Fahrstrecke: 100km; Übernachtung in Chalets im Krüger-Park [FMA]
6. Tag Swaziland - Hlane-Wildreservat - Nashornwanderung
Heute fahren wir nach Swaziland. Viele Dörfer liegen am Wegesrand und wir erhalten einen guten Eindruck des Landes jenseits der klassischen Höhepunkte. Am Morgen noch erledigen wir die Grenzformalitäten des kleinen Königreiches bevor wir zu einer Nashorn-Wanderung im Hlane-Wildreservat, dem bekanntesten Schutzgebiet, aufbrechen. Auch Strauße und viele Savannentiere werden uns auf der Pirschwanderung erfreuen. Besonderes Augenmerk sollten wir auch auf die Flora legen, denn ganz typisch für den Park ist seine dichte Buschvegetation.
Gehzeit: 2-3h; Fahrzeit: 3-4h; Fahrstrecke: 200km; Übernachtung in Chalets, Bhubesi Camp oder vergleichbare Alternative [FMA]
7. Tag St. Lucia Wetlands Park
Eine längere Fahrt bringt uns zurück nach Südafrika und zum St. Lucia Wetlands Park, der den schönen Namen iSimangaliso trägt. Von Juni bis November ist hier Walsaison - wetterabhängig ist ein fakultativer Ausflug möglich. Je nach Start und Zeitpunkt des fakultativen Ausfluges müssen wir bzw. die, die teilnehmen möchten, eventuell auf einen anderen Programmpunkt verzichten. Kaum angekommen, brechen wir gleich zu einem kleinen Spaziergang auf, um die Gegend und vor allem den Strand zu erkunden. Dabei begegnen wir hoffentlich den träge am Flussufer liegenden Flusspferden. Auch Vogelliebhaber kommen hier auf Ihre Kosten, da der abgetrennte St. Lucia See und die vielen kleinen Arme und Buchten eine ideale Heimat bieten. Ein Strandparadies an dem man gerne auch länger verweilen könnte... Heute geben wir unserem Reiseleiter mal koch- und uns küchenfrei und suchen uns in St. Lucia ein nettes Restaurant (nicht inklusive).
Gehzeit: 2h; Fahrzeit: 4-5h; Fahrstrecke: 300km; Übernachtung in Appartmentanlage oder Gästehaus [F]

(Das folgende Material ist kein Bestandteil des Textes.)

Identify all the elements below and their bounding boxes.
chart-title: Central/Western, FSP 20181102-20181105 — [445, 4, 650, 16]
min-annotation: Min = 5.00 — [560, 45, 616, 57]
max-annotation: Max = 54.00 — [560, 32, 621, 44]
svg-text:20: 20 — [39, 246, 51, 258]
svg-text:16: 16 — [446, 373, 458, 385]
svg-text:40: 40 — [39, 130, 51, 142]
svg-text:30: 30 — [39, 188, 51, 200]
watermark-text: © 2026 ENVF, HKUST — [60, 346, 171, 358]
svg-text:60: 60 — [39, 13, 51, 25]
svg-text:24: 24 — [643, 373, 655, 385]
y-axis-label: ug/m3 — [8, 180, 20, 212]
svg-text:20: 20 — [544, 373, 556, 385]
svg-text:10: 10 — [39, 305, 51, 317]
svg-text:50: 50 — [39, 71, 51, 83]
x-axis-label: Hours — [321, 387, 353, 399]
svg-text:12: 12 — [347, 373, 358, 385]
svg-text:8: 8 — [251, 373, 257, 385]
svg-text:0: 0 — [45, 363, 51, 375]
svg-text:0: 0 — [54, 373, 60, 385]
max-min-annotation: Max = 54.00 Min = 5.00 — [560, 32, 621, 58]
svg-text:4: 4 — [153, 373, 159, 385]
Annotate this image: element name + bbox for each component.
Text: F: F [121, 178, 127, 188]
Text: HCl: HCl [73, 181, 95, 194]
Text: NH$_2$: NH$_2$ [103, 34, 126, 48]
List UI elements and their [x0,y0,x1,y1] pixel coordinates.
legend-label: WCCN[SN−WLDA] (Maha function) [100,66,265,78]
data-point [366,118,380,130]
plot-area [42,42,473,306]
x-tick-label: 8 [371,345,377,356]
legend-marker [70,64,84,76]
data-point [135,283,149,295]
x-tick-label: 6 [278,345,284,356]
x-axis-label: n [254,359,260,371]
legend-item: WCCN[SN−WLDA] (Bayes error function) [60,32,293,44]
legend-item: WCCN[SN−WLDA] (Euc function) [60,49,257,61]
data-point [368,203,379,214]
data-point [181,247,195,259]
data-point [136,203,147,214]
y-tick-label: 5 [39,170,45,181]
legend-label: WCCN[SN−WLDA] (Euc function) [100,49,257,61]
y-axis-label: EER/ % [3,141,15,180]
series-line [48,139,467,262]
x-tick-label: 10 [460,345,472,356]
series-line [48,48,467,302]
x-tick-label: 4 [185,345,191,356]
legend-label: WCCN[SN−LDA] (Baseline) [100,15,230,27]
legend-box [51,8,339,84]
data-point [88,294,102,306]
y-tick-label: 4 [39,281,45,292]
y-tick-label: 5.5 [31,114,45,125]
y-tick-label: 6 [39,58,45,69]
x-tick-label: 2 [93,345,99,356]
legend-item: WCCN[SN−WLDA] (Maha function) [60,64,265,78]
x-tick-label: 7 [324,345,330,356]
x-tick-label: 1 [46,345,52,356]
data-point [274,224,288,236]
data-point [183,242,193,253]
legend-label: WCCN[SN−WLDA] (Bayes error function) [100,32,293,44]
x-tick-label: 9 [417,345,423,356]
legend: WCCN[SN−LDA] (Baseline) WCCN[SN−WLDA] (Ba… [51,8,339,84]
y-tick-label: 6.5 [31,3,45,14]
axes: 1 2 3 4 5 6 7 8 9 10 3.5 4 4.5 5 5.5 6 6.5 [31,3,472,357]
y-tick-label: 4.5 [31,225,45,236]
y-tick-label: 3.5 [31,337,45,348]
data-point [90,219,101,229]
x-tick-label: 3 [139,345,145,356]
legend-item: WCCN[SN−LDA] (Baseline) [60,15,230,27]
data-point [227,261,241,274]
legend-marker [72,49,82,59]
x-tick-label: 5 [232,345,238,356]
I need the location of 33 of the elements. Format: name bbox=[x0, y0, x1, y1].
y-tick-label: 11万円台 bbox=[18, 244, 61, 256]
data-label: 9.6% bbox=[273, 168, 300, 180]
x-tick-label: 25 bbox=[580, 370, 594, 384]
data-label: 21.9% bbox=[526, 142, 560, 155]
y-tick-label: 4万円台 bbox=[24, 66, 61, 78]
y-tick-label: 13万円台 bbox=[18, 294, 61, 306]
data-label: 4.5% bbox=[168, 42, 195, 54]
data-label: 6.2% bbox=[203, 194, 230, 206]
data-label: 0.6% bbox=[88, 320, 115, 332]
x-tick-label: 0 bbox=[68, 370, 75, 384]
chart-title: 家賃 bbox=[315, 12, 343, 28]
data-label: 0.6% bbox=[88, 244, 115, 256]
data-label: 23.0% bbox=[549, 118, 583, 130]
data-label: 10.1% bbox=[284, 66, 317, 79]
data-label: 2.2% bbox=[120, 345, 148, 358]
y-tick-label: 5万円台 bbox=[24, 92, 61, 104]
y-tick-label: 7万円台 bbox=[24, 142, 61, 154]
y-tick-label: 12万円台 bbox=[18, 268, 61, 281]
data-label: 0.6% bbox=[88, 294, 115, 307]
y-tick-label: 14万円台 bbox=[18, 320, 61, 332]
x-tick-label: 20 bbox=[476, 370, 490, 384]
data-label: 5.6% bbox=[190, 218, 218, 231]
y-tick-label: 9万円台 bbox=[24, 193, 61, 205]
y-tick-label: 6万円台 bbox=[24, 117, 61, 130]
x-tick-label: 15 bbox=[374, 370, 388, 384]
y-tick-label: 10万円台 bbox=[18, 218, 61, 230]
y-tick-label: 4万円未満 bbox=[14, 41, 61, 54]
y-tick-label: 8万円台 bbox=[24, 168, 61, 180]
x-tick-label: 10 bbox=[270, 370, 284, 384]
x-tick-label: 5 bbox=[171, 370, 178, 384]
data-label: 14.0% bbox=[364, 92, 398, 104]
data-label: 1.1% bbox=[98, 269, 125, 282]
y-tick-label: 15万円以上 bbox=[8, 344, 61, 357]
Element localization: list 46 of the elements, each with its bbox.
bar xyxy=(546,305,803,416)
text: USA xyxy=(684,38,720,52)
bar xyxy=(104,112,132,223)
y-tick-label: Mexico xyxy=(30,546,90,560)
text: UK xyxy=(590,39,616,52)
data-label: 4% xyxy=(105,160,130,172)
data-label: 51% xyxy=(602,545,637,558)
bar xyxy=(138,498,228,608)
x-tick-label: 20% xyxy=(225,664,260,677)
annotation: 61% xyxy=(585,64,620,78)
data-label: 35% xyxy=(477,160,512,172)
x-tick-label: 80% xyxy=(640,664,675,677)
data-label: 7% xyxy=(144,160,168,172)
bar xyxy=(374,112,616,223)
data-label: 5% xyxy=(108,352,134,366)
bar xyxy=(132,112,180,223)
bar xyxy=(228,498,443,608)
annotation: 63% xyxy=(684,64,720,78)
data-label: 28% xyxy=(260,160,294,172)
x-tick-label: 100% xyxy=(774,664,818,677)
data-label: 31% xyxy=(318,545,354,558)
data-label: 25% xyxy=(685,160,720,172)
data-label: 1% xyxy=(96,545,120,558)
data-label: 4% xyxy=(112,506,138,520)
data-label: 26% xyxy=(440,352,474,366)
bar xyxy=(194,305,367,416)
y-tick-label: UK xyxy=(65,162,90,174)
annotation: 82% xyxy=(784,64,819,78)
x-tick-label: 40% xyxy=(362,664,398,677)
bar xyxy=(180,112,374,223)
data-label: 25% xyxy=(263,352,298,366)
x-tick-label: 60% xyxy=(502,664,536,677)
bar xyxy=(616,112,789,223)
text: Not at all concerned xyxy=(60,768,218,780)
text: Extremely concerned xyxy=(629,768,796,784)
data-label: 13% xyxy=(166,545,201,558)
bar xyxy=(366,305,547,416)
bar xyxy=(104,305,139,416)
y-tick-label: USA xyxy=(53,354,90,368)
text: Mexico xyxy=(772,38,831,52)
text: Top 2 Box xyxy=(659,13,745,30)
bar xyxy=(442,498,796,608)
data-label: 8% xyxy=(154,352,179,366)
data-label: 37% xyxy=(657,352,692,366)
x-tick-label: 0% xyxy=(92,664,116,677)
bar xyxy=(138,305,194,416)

8. Tag St. Lucia Wetlands Park
Wir unternehmen eine 2-stündige Bootsfahrt zu den Flusspferden und Krokodilen, die in den vielzähligen Wasserarmen um St. Lucia ansässig sind. Auch wenn sie so friedlich da liegen und so freundlich gucken können, gehören die Flusspferde zu den häufigsten Todesursachen, wenn es um Tierunfälle geht. Aber hier im Boot sind wir sicher, auch vor den Zähnen und Kiefern der Krokodile. Mitags nehmen wir ein Picknick zu uns und dann machen wir uns gleich weiter auf den Weg nach Cape Vidal. Den Nachmittag verbringen wir dann mit einer schönen Strandwanderung zum Missionpoint. Abends suchen wir uns ein nettes Restaurant.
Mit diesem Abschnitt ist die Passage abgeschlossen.